The percentage risked is a variable. With small capital, most investors will use a higher percentage than I do. 2% is very common as popularised by Dr Alexander Elder in his books Trading for a Living and Come into my Trading Room. There is nothing set in concrete here, so long as you realise that the higher the percentage risked, the closer you are moving to the risk of ruin threshold. Be especially careful if you are tempted to move the percentage risked towards 5%. That is like playing Russian roulette in the stock market. Be aware too, that my risk of 1% is based on the buying and sell stop prices without any allowance for slippage or brokerage. Dr Elder’s number of 2% does include both slippage and brokerage. The end result is that we are both a lot closer than the raw numbers would suggest.

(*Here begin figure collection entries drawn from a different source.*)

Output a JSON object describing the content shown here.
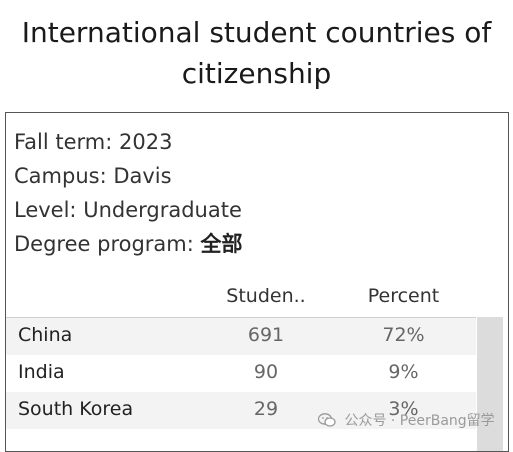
{
  "title": "International student countries of citizenship",
  "filters": {
    "fall_term_label": "Fall term:",
    "fall_term_value": "2023",
    "campus_label": "Campus:",
    "campus_value": "Davis",
    "level_label": "Level:",
    "level_value": "Undergraduate",
    "degree_program_label": "Degree program:",
    "degree_program_value": "全部"
  },
  "table": {
    "columns": [
      "Studen..",
      "Percent"
    ],
    "rows": [
      {
        "country": "China",
        "students": "691",
        "percent": "72%"
      },
      {
        "country": "India",
        "students": "90",
        "percent": "9%"
      },
      {
        "country": "South Korea",
        "students": "29",
        "percent": "3%"
      }
    ]
  },
  "watermark": {
    "text": "公众号 · PeerBang留学",
    "icon": "wechat-icon"
  },
  "colors": {
    "row_alt": "#f3f3f3",
    "scrollbar": "#dcdcdc",
    "border": "#555555"
  }
}
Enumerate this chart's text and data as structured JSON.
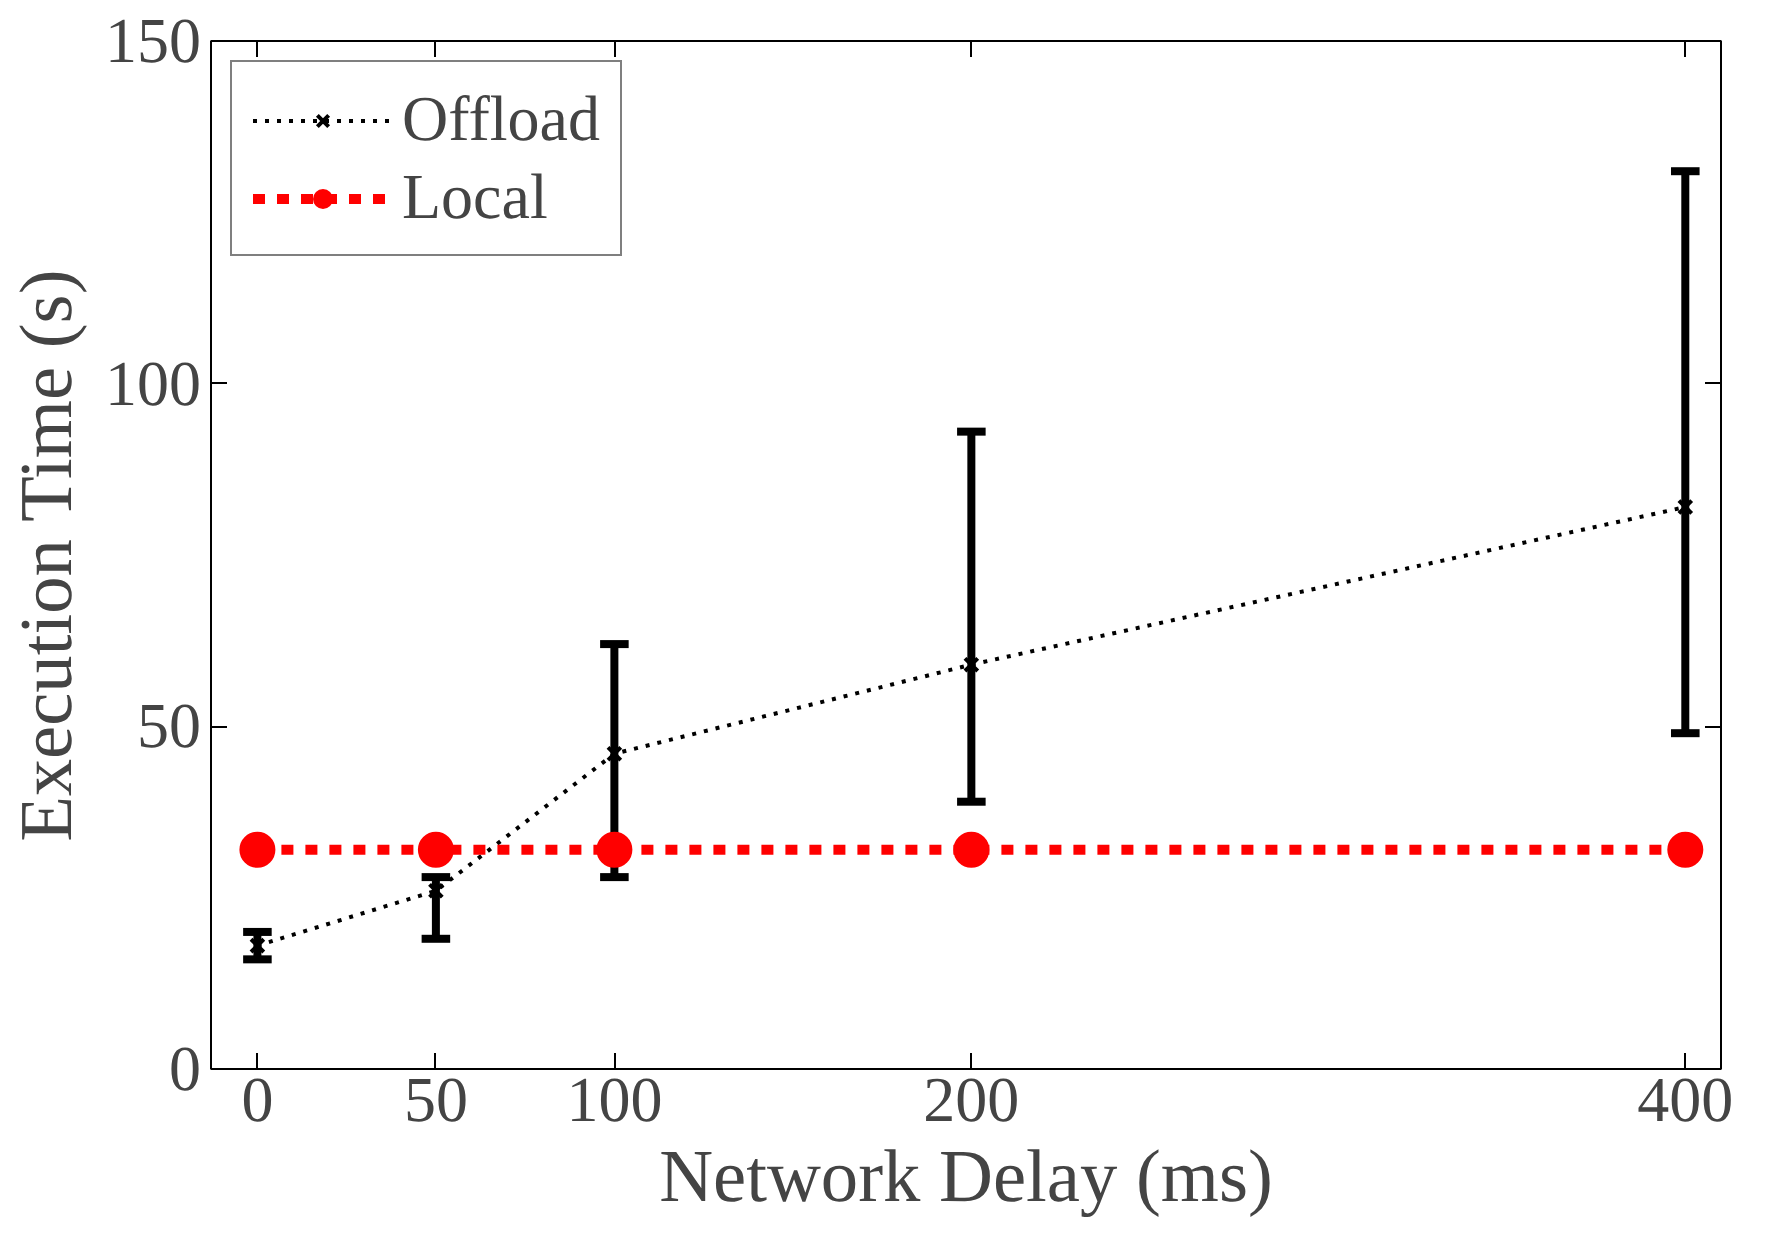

The percentage invested is also a variable. I use 6%, which I regard as rather aggressive for an investor. Warren Buffett would laugh at that rule, because his portfolio is even more concentrated than mine. However, do not take comfort from that until you are as good an investor as Warren Buffett. He is close to the best living investor. Nevertheless, this is something you could vary cautiously and consciously without undue risk. What is involved here is diversification. This is the main way we deal with specific risk in our portfolios. The higher the percentage invested in each stock, the less diversified we are and the closer we come to having all our eggs in one basket.

Brokerage is a variable to some extent. You could look around for the cheapest online broker to keep control of this issue. If it is an online broker, the skill level in managing the order rests with you and is not a variable, as it would be if you use a full service broker.

I hope these thoughts are of value. What I have tried to do is outline for you the issues you need to think carefully and deeply about. Remember that they are all connected and it is the totality of the risks that you need to manage as much as each individual type of risk.